I’m not quite sure, since I’ve only had it since May, and I have not had this happen yet. I was listening to some Kraftwerk, and decided I wanted to jam along to “Ohm Sweet Ohm” off their “Radioactivity” record. I realized that it sounded fine when I’d play toward the left side of the keyboard, but when I got up to the higher end the pitch started to drift badly, and it was no longer in tune with the song. I investigated further, and played a tuning pitch from my DAW. Yep. If I tune the Voyager to a high D and play a low D, it needs to be tuned again. What would you all recommend?

If you’re wondering, I’d had the Voyager fired up for about an hour at this point, so this is not an issue of cold oscillators.

Does it do that for all 3 oscillators ?

and filter res at zero? sounds like a mothership trip to me…

Kenneth, if it’s still under warranty, better send it to Moog Music.

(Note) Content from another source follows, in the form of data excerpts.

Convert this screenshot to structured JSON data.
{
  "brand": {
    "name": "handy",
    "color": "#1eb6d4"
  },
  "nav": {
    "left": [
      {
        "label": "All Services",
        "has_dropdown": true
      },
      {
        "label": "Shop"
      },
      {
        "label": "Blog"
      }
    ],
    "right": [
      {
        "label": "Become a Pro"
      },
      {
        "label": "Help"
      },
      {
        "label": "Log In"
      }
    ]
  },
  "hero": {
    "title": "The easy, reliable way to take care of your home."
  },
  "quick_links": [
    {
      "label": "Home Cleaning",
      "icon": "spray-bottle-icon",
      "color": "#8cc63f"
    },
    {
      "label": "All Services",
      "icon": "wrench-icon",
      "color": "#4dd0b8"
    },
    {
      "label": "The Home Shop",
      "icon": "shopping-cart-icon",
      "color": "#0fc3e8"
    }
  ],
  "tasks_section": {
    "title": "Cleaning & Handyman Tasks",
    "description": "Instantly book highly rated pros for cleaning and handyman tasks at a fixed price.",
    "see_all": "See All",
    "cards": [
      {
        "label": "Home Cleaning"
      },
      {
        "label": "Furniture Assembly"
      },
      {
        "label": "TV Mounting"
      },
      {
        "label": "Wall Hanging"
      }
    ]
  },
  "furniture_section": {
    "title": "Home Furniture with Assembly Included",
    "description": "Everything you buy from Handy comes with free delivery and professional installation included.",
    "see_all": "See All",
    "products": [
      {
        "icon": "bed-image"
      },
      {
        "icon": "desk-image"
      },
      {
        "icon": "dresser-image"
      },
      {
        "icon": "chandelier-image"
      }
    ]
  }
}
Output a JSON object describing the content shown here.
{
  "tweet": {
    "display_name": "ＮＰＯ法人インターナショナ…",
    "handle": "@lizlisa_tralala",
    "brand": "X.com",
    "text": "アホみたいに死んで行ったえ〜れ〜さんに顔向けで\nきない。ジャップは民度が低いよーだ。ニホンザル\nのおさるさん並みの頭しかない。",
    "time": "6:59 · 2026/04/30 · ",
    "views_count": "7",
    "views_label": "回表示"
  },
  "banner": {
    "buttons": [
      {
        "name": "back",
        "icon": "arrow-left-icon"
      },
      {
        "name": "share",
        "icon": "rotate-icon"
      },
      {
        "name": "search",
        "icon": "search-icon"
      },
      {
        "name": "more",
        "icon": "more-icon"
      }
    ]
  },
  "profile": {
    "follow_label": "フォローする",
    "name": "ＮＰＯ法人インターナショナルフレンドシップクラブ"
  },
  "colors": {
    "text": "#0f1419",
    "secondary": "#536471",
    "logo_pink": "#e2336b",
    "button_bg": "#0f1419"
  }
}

If not, here’s the tuning procedure for all Voyagers: (just scroll down the page until you reach the long post by Revstate)

http://www.gearslutz.com/board/electronic-music-instruments-electronic-music-production/355562-keeping-voyager-tune.html

In most cases, only the keyboard scaling will have to be touched (mentioned in the very first part in reference to an earlier post by Amos)

awesome link alien!

Thanks, everyone for the replies. It seems like the issue is only on osc 1. I have not individually tested all 3 but it seems like they are not staying in tune with each other either. I am bringing it to a tech named Gerry Dahl here in Minneapolis tonight. He’s been servicing analog synths for 30+ years, so I’m praying that he can get it sorted out. In the meantime, my friend has loaned me his Yamaha CS5. Not the same thing, but I’m having a blast with it nonetheless.